ImperialViolet

Changing HTTPS (05 Sep 2010)

At Google we're pretty fanatical about speed. We know that when things run faster people aren't just happier to use them, but that it fundamentally changes the way that people use them. That's why we strive to make Chrome the fastest browser possible and include experiments like SPDY.

As part of this, we've been looking at SSL/TLS, the protocol which secures HTTPS. We love SSL/TLS because of the privacy and security that it gives to our users and, like everything, we want to make it faster.

One of the simplest changes that we're experimenting with is called False Start. It can shave a round trip from the setup time of many HTTPS connections. A round trip varies depending on how far away the webserver is from the client. Crossing the continental US and back takes about 70ms. Going from the west coast to Europe and back takes about 150ms.

That might not seem like very much. But these costs are multiplied when loading a complex site. If it takes an extra 100ms to start fetching the contents of the page, then that's 100ms until the browser discovers resources on other websites that will be needed to render its contents. If loading those resources reveals more dependents then they are delayed by three round trips.

And this change disproportionately benefits smaller websites (who aren't multihomed around the world) and mobile users or areas with poorer Internet connectivity (who have longer round trip times).

Most attractively, this change can be made unilaterally. Browsers can implement False Start and benefit without having to update webservers.

However, we are aware that this change will cause issues with about 0.05% of websites on the Internet. There are a number of possible responses to this:

The most common would be to admit defeat. Rightly or wrongly, users assign blame to the last thing to change. Thus, no matter how grievous or damaging their behaviour, anything that worked at some point in the past is regarded as blameless for any future problem. As the Internet becomes larger and more diverse, more and more devices are attached that improperly implement Internet protocols. This means that any practice that isn't common is likely to be non-functional for a significant number of users.

In light of this, many efforts which try to make lower level changes fail.

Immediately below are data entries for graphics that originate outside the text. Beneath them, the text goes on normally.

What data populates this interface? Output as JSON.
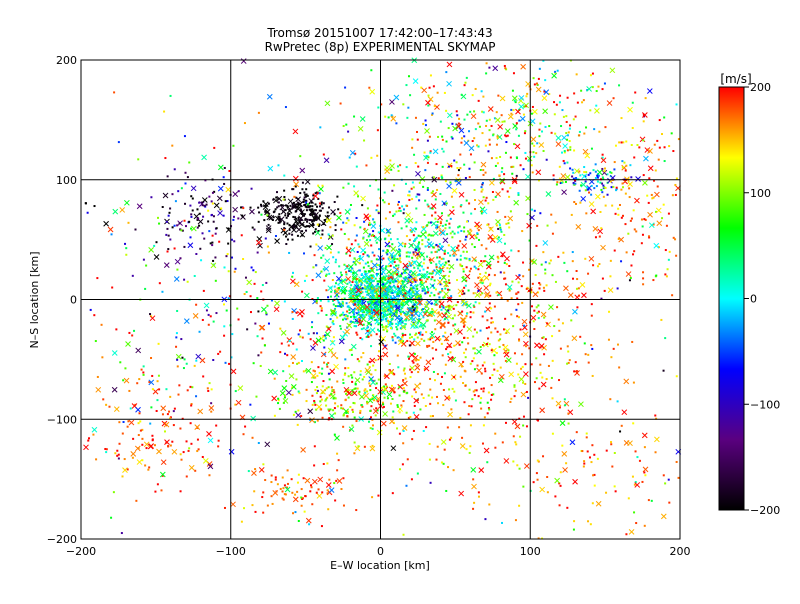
{
  "chart_data": {
    "type": "scatter",
    "title": "Tromsø 20151007 17:42:00–17:43:43",
    "subtitle": "RwPretec (8p) EXPERIMENTAL SKYMAP",
    "xlabel": "E–W location [km]",
    "ylabel": "N–S location [km]",
    "xlim": [
      -200,
      200
    ],
    "ylim": [
      -200,
      200
    ],
    "xticks": [
      -200,
      -100,
      0,
      100,
      200
    ],
    "yticks": [
      -200,
      -100,
      0,
      100,
      200
    ],
    "x_tick_labels": [
      "−200",
      "−100",
      "0",
      "100",
      "200"
    ],
    "y_tick_labels": [
      "−200",
      "−100",
      "0",
      "100",
      "200"
    ],
    "grid": true,
    "markers": [
      "dot",
      "x"
    ],
    "clusters": [
      {
        "x": 0,
        "y": 0,
        "sx": 18,
        "sy": 14,
        "n": 900,
        "v": 20,
        "vs": 40
      },
      {
        "x": -55,
        "y": 72,
        "sx": 12,
        "sy": 10,
        "n": 250,
        "v": -195,
        "vs": 8
      },
      {
        "x": 50,
        "y": -20,
        "sx": 50,
        "sy": 60,
        "n": 900,
        "v": 170,
        "vs": 40
      },
      {
        "x": 25,
        "y": 40,
        "sx": 30,
        "sy": 25,
        "n": 450,
        "v": 40,
        "vs": 60
      },
      {
        "x": -20,
        "y": -80,
        "sx": 22,
        "sy": 15,
        "n": 220,
        "v": 120,
        "vs": 50
      },
      {
        "x": 140,
        "y": 100,
        "sx": 12,
        "sy": 6,
        "n": 80,
        "v": -30,
        "vs": 70
      },
      {
        "x": -150,
        "y": -110,
        "sx": 25,
        "sy": 25,
        "n": 130,
        "v": 180,
        "vs": 25
      },
      {
        "x": 110,
        "y": 150,
        "sx": 40,
        "sy": 30,
        "n": 200,
        "v": 130,
        "vs": 90
      },
      {
        "x": -120,
        "y": 70,
        "sx": 25,
        "sy": 20,
        "n": 130,
        "v": -150,
        "vs": 60
      },
      {
        "x": 170,
        "y": 90,
        "sx": 25,
        "sy": 40,
        "n": 150,
        "v": 170,
        "vs": 30
      },
      {
        "x": 50,
        "y": 130,
        "sx": 40,
        "sy": 30,
        "n": 200,
        "v": 70,
        "vs": 100
      },
      {
        "x": -60,
        "y": -160,
        "sx": 20,
        "sy": 12,
        "n": 80,
        "v": 180,
        "vs": 20
      },
      {
        "x": 140,
        "y": -150,
        "sx": 40,
        "sy": 30,
        "n": 100,
        "v": 170,
        "vs": 40
      },
      {
        "x": -100,
        "y": -20,
        "sx": 60,
        "sy": 50,
        "n": 200,
        "v": 60,
        "vs": 120
      },
      {
        "x": 0,
        "y": 0,
        "sx": 140,
        "sy": 120,
        "n": 500,
        "v": 80,
        "vs": 120
      }
    ],
    "colorbar": {
      "label": "[m/s]",
      "range": [
        -200,
        200
      ],
      "ticks": [
        -200,
        -100,
        0,
        100,
        200
      ],
      "tick_labels": [
        "−200",
        "−100",
        "0",
        "100",
        "200"
      ],
      "colors": [
        "#000000",
        "#5a0080",
        "#0000ff",
        "#00ffff",
        "#00ff00",
        "#ffff00",
        "#ff0000"
      ]
    }
  }
}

Others move on top of common protocols in the hope that bugs in the network don't reach that high.

Chrome still carries an idealism that means that we're going to try to make low level changes and try to make them work.

The second common response to these problems is to work around them. This means detecting when something has gone wrong and falling back to the old behaviour. In the specific case of False Start, detecting the failure is problematic. However, even if it were not, then we still wouldn't want to work around the issue because we think that it's damaging to the Internet in its own way.

Fallbacks allow problematic sites to continue to function and stems the flow of angry users. That alone makes it very attractive to developers. However, it also removes any motivation for the sites to change. In most cases, it means that sites will never even know about the issue. Fallbacks do nothing to move the world towards a position where the change in question functions correctly.

Additionally, fallbacks add more unwritten rules and complexity. As an example, take the change from SSLv3 to TLS 1.0. This was a change to the same SSL/TLS protocol that False Start changes and it was finialised as a standard nearly 12 years ago. TLS 1.0 was designed so that browsers could talk to older SSLv3 websites without issues. The only slight problem was that some webservers needed to be updated to ignore some extra data that TLS 1.0 clients would send. A very minor change.

In order to make the transition smoother, browsers added a fallback from TLS to SSLv3. The Internet in 1999 was a much smaller and more flexible place. It was assumed that the problematic webservers could be fixed in a few years and the fallback could be removed.

Twelve years later, the fallback is in robust health and still adding complexity. A security update to TLS earlier this year was made much more complex by the need to account for SSLv3 fallback. The operators of the problematic webservers are largely unaware of the problems that they are causing and have no incentive to change in any case. Meanwhile, the cost of SSLv3 fallback continues to accumulate.

Because of these problems, we're going to try a new approach with False Start: blacklists.

Chrome (on the dev channel at first) will contain a list of the 0.05% of problematic sites and we won't use False Start with them. We're generating this list by probing a large list of websites although, of course, we'll miss some which we'll have to address from bug reports.

Blacklisting gives us two advantages. Firstly, it limits the accumulation of new problematic websites. Sites which have never worked are a very different case from sites which used to work.

Secondly, we can contact the problematic sites in question. We already have a good idea of where the problem lies with many of them and we're in contact with the stakeholders to plan a way forward.

Blacklists require effort to maintain and we'll have to be responsive to make it work. But, with our near-weekly dev channel and even more frequently updated Canary channel, we think that we can do it. In the end, success will be measured by whether we manage to make the Internet a safe place to implement False Start and by how much we manage to reduce the blacklist over time.